La passione per il caffè coinvolge italiani in primis, ma anche tanti altri Paesi. Che sia lungo americano, espresso, macchiato, ristretto o doppio rimane un piacere, se non una necessità, che interessa tutti. Un rito da compiere ogni giorno, che bisogna sapere degustare nel gusto modo per poterne apprezzare fino in fondo le caratteristiche.

Arabica o robusta?

Tutti sanno che esistono due tipologie di caffè, ma in cosa differiscono davvero? L’arabica è la specie più diffusa, ha chicchi di forma piatta e allungata, produce un liquido più aromatico, grazie alla grande quantità di oli contenuti, e risulta naturalmente più dolce. La robusta, invece, è una specie più resistente che cresce ad altitudini più basse e ne deriva un caffè più forte e astringente. Gli amanti della miscela arabica apprezzeranno quella del Perù, proveniente dalla zona della selva centrale, tra le provincie di Chanchamayo e di Satipo.

La Ruta del Cafè in Perù

L’antica tradizione del caffè in Perù, che dopo la fermentazione ed essiccazione viene inviato in tutto il mondo, iniziò intorno al 1740. L’itinerario si articola attraverso una natura di incomparabile bellezza, che permette di entrare in contatto con le comunità della zona e di gustare la bevanda ricavata dal prezioso chicco di caffè.
Si parte dal dipartimento di Junín, dove si trovano le principali piantagioni del caffè del Paese, circondate da vallate rigogliose, famose per l’incredibile varietà di flora e fauna.
Tappa obbligata è la visita al centro di produzione Brasil fondato da Giuseppe Signori nel 1877, uno dei più visitati della zona: la struttura conserva l’architettura del tardo Ottocento.
Non molto distante c’è l’azienda Monterrico fondata dagli italiani Tremolada.

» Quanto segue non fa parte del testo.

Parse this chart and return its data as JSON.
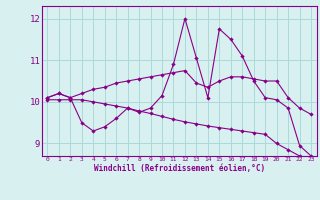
{
  "x": [
    0,
    1,
    2,
    3,
    4,
    5,
    6,
    7,
    8,
    9,
    10,
    11,
    12,
    13,
    14,
    15,
    16,
    17,
    18,
    19,
    20,
    21,
    22,
    23
  ],
  "line1": [
    10.1,
    10.2,
    10.1,
    9.5,
    9.3,
    9.4,
    9.6,
    9.85,
    9.75,
    9.85,
    10.15,
    10.9,
    12.0,
    11.05,
    10.1,
    11.75,
    11.5,
    11.1,
    10.5,
    10.1,
    10.05,
    9.85,
    8.95,
    8.7
  ],
  "line2": [
    10.1,
    10.2,
    10.1,
    10.2,
    10.3,
    10.35,
    10.45,
    10.5,
    10.55,
    10.6,
    10.65,
    10.7,
    10.75,
    10.45,
    10.35,
    10.5,
    10.6,
    10.6,
    10.55,
    10.5,
    10.5,
    10.1,
    9.85,
    9.7
  ],
  "line3": [
    10.05,
    10.05,
    10.05,
    10.05,
    10.0,
    9.95,
    9.9,
    9.85,
    9.78,
    9.72,
    9.65,
    9.58,
    9.52,
    9.47,
    9.42,
    9.38,
    9.34,
    9.3,
    9.26,
    9.22,
    9.0,
    8.85,
    8.7,
    8.65
  ],
  "color": "#880088",
  "bg_color": "#d8f0f0",
  "grid_color": "#aadada",
  "xlabel": "Windchill (Refroidissement éolien,°C)",
  "ylim": [
    8.7,
    12.3
  ],
  "xlim": [
    -0.5,
    23.5
  ],
  "yticks": [
    9,
    10,
    11,
    12
  ],
  "xticks": [
    0,
    1,
    2,
    3,
    4,
    5,
    6,
    7,
    8,
    9,
    10,
    11,
    12,
    13,
    14,
    15,
    16,
    17,
    18,
    19,
    20,
    21,
    22,
    23
  ]
}
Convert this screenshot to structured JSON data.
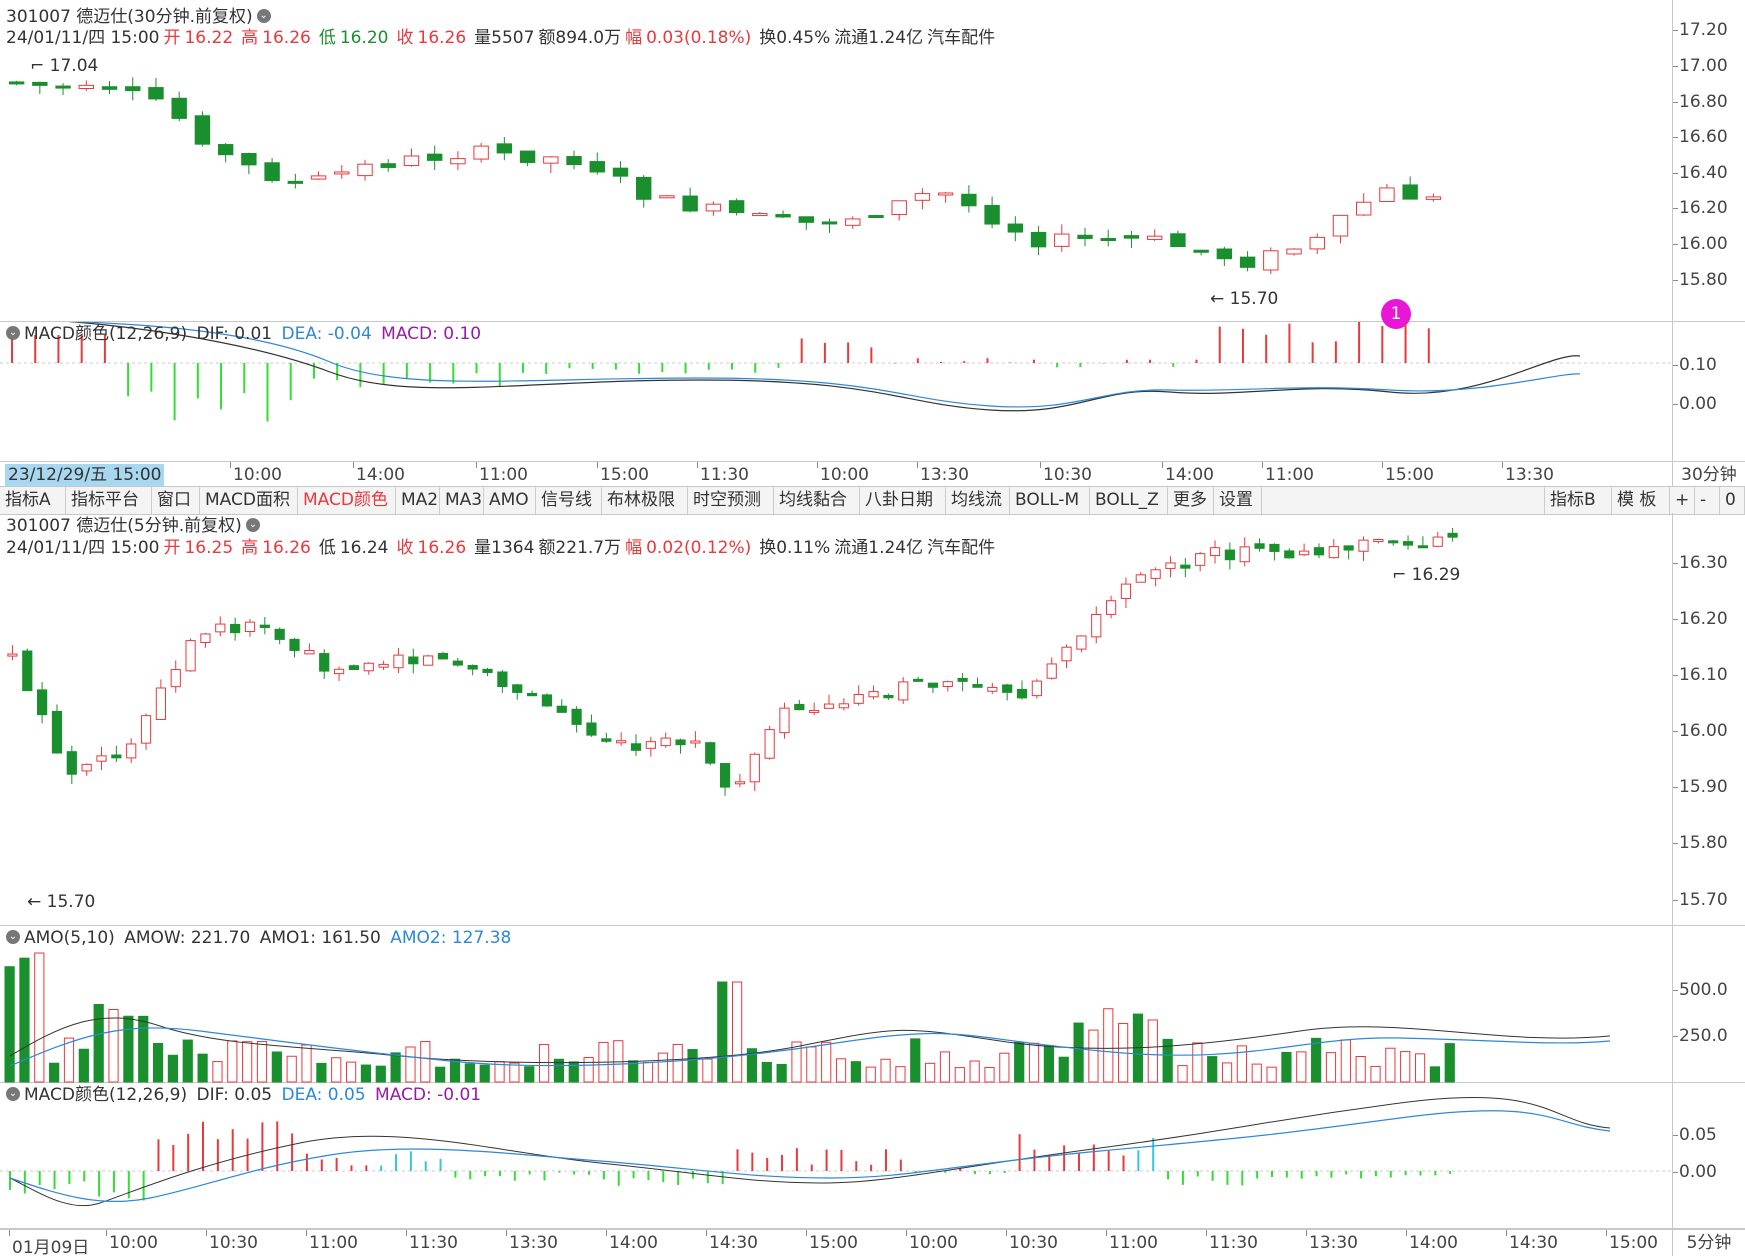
{
  "top": {
    "title": "301007 德迈仕(30分钟.前复权)",
    "info": {
      "date": "24/01/11/四 15:00",
      "open_label": "开",
      "open": "16.22",
      "high_label": "高",
      "high": "16.26",
      "low_label": "低",
      "low": "16.20",
      "close_label": "收",
      "close": "16.26",
      "volume": "量5507",
      "amount": "额894.0万",
      "change_label": "幅",
      "change": "0.03(0.18%)",
      "turnover": "换0.45%",
      "float_cap": "流通1.24亿",
      "industry": "汽车配件"
    },
    "yticks": [
      "17.20",
      "17.00",
      "16.80",
      "16.60",
      "16.40",
      "16.20",
      "16.00",
      "15.80"
    ],
    "high_marker": "17.04",
    "low_marker": "15.70",
    "badge": "1",
    "macd_title": "MACD颜色(12,26,9)",
    "macd_dif": "DIF: 0.01",
    "macd_dea": "DEA: -0.04",
    "macd_val": "MACD: 0.10",
    "macd_yticks": [
      "0.10",
      "0.00"
    ],
    "cursor_time": "23/12/29/五 15:00",
    "time_labels": [
      "10:00",
      "14:00",
      "11:00",
      "15:00",
      "11:30",
      "10:00",
      "13:30",
      "10:30",
      "14:00",
      "11:00",
      "15:00",
      "13:30"
    ],
    "period": "30分钟"
  },
  "toolbar": {
    "items": [
      "指标A",
      "指标平台",
      "窗口",
      "MACD面积",
      "MACD颜色",
      "MA2",
      "MA3",
      "AMO",
      "信号线",
      "布林极限",
      "时空预测",
      "均线黏合",
      "八卦日期",
      "均线流",
      "BOLL-M",
      "BOLL_Z",
      "更多",
      "设置"
    ],
    "active_index": 4,
    "right_items": [
      "指标B",
      "模 板",
      "+",
      "-",
      "0"
    ]
  },
  "bottom": {
    "title": "301007 德迈仕(5分钟.前复权)",
    "info": {
      "date": "24/01/11/四 15:00",
      "open_label": "开",
      "open": "16.25",
      "high_label": "高",
      "high": "16.26",
      "low_label": "低",
      "low": "16.24",
      "close_label": "收",
      "close": "16.26",
      "volume": "量1364",
      "amount": "额221.7万",
      "change_label": "幅",
      "change": "0.02(0.12%)",
      "turnover": "换0.11%",
      "float_cap": "流通1.24亿",
      "industry": "汽车配件"
    },
    "yticks": [
      "16.30",
      "16.20",
      "16.10",
      "16.00",
      "15.90",
      "15.80",
      "15.70"
    ],
    "high_marker": "16.29",
    "low_marker": "15.70",
    "amo_title": "AMO(5,10)",
    "amo_w": "AMOW: 221.70",
    "amo_1": "AMO1: 161.50",
    "amo_2": "AMO2: 127.38",
    "amo_yticks": [
      "500.0",
      "250.0"
    ],
    "macd_title": "MACD颜色(12,26,9)",
    "macd_dif": "DIF: 0.05",
    "macd_dea": "DEA: 0.05",
    "macd_val": "MACD: -0.01",
    "macd_yticks": [
      "0.05",
      "0.00"
    ],
    "time_labels": [
      "01月09日",
      "10:00",
      "10:30",
      "11:00",
      "11:30",
      "13:30",
      "14:00",
      "14:30",
      "15:00",
      "10:00",
      "10:30",
      "11:00",
      "11:30",
      "13:30",
      "14:00",
      "14:30",
      "15:00"
    ],
    "period": "5分钟"
  },
  "colors": {
    "up": "#e8393c",
    "down": "#1a8f2e",
    "dif": "#333333",
    "dea": "#2d88d8",
    "macd_pos": "#e8393c",
    "macd_neg": "#33dd33",
    "macd_cyan": "#33c8d8"
  }
}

Dopo un giro alla scoperta delle diverse varietà della miscela arabica prodotta in Perù – la bourbon, la rossa, l’azzurra e il café redondo – e dei segreti tramandati di generazione in generazione, bisogna farsi preparare una tazza di caffè.
Il viaggio prosegue verso la provincia di Oxapampa, destinazione Villa Rica, nel cuore della selva di Pasco. Appena arrivati in città, ci si trova davanti alla imponente statua dell’indigeno Yanesha e ci si deve fermare in Plaza Mayor de Lima, all’Expoferia Cafetalera, per un buon caffè.
L’itinerario prosegue con un tour nella natura incontaminata di Villa Rica, fino alla suggestiva Laguna El Oconal dove, in una delle tante aziende produttrici, si possono scoprire le diverse fasi di lavorazione del caffè, dalla selezione alla miscela, fino alla tostatura.

Festival del caffè

Ogni luglio il distretto di Villa Rica, ospita un festival dedicato al caffè. Un’ottima occasione per conoscere i percorsi eco-turistici dedicati al caffè e, tra balli e danze tipiche, degustare le bontà della cucina locale. Quello peruviano è un caffè a denominazione di origine, la quinta ottenuta dal Paese dopo il pisco, il mais bianco gigante di Cusco, le ceramiche di Chulucanas e il fagiolo bianco di Ica.